When he opens his eyes again, an infinitesimal space of time later, he’s staring at the inside of Superman’s Fortress.  Diana is leaning over him anxiously, her face bruised and bloodied.  She’s holding a writhing black and purple organic mass in her hands, and reality floods back into Bruce’s mind: the Black Mercy.

“Bruce!  Are you all right?”

Before he can answer her, she launches into an explanation of what’s been happening in the brief amount of time in which the Black Mercy was holding his mind captive.

“…and now Kal has Mongul cornered in the main hall.  They’re-”

They hear Clark shout something angry and painful, and they run toward the main hall, the violent sounds of battle leading the way.  They arrive in time to see Mongul lifting a boulder above Clark’s head, preparing to crush him.

“You know for a moment there,” Mongul is saying to him, a sneering grin spread across his jaundiced face, “I almost believed you were going to kill me.  How stupid of you to hesitate like that.  Not a mistake I’ll make, I can assure you.”

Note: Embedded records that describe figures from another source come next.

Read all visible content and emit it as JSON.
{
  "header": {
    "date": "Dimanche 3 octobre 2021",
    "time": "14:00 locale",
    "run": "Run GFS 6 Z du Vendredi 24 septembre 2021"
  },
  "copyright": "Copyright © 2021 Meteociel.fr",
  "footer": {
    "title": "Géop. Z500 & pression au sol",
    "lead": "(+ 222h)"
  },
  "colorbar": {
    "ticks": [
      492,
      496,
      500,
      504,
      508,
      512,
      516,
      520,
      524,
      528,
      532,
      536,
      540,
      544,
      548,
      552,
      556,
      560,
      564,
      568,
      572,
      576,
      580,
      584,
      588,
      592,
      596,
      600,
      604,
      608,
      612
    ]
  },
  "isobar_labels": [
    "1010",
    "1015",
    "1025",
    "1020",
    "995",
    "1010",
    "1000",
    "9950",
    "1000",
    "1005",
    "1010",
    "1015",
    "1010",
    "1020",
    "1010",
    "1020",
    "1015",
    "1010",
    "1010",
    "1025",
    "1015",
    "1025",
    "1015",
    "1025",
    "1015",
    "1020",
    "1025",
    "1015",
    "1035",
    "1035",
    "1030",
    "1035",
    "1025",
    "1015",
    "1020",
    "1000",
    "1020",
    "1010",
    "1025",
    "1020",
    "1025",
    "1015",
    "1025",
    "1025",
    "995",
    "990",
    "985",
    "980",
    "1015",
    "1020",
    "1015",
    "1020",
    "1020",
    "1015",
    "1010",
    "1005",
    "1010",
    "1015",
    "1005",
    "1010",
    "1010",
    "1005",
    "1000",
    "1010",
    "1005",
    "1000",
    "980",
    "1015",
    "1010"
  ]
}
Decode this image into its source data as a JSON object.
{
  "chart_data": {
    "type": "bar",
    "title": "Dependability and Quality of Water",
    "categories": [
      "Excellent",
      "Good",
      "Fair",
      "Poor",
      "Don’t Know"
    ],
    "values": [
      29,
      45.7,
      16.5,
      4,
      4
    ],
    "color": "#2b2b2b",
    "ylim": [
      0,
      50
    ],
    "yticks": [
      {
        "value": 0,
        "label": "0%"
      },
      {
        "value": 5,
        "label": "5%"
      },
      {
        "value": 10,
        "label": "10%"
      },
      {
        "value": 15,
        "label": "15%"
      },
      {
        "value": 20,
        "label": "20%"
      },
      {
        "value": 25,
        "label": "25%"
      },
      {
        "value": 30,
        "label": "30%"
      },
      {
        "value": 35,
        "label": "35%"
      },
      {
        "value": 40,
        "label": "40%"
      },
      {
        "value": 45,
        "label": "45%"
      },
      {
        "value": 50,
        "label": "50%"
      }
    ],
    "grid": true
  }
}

“Excuse me!” Diana shouts, brandishing the Black Mercy like a sword.  “But I think this is yours.”  She tosses the plant at him with deadly accuracy and the Mercy latches onto Mongul’s chest like a leech, eagerly sucking at him, undulating tentacles coiling about him.  He collapses immediately and lies peacefully upon the floor of the hall.

Bruce and Diana reach Clark’s side and help him to his feet.  There are tears on his face though he doesn’t seem to notice, and Bruce wonders what fantasy the Black Mercy forced Clark to live.  He wonders if it was as wonderful and as terrible as his own.

He remembers the false sensation of Clark’s lips on his own as if it had really happened.  He can still hear his parents’ voices in his ear.  And he remembers his own voice whispering, promising: “I’ll make this happen for us.  We’ll be together.”

He reaches for Clark and touches his elbow lightly.  Clark turns to look at him, his eyes sad and tired, but grateful.

It’s a start.

***

A/N: So this is obviously based on the JLU episode: "For the Man Who Has Everything." I didn't want to mention it before because it would give away the surprise! I've always wanted to do a slashy Clark/Bruce version of this episode. :D Hope you enjoyed!